Judiciario
Juiz manda bloquear R$ 1,7 mi das contas de supermercado em Cuiabá
A Justiça de Mato Grosso determinou o bloqueio de R$ 1,73 milhão das contas bancárias da rede de supermercados Comper, referentes a valores de ICMS (Imposto sobre Circulação de Mercadorias e Serviços) cobrados pela Energisa Mato Grosso.

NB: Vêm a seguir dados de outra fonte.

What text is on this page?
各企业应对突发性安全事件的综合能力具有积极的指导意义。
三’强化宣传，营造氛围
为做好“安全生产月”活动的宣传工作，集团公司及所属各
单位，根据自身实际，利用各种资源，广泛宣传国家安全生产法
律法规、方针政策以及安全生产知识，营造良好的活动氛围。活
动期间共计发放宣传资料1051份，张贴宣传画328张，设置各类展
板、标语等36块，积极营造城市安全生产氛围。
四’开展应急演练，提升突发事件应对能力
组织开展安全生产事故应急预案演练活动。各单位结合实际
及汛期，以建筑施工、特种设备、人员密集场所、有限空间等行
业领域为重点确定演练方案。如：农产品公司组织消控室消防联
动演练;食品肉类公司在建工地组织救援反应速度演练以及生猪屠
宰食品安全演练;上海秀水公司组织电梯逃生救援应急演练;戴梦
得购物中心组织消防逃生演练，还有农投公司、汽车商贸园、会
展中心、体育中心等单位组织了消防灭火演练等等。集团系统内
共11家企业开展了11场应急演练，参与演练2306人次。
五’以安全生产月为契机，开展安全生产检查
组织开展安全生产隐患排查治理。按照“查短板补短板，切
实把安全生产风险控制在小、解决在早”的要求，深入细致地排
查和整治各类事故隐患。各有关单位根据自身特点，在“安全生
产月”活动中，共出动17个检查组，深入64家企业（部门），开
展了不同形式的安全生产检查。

Nesse contexto, considerando o descumprimento da ordem judicial e a ausência de depósito do valor incontroverso, impõe-se a adoção de medidas constritivas
A decisão é assinada pelo juiz Gilberto Lopes Bussiki, da 9ª Vara Cível de Cuiabá, e foi publicada na semana passada.
Nos autos, a Energisa alegou que recolheu o ICMS incidente sobre o fornecimento de energia que seria de responsabilidade da empresa e pediu ressarcimento de R$ 1,9 milhão. Segundo a concessionária, o valor atualizado chegou a R$ 2,9 milhões.
O Comper contestou o montante, alegando cobrança excessiva pela cumulação da taxa Selic com juros de mora, e argumentou que a Selic já inclui juros e correção monetária, reconhecendo como devido apenas R$ 1,5 milhão.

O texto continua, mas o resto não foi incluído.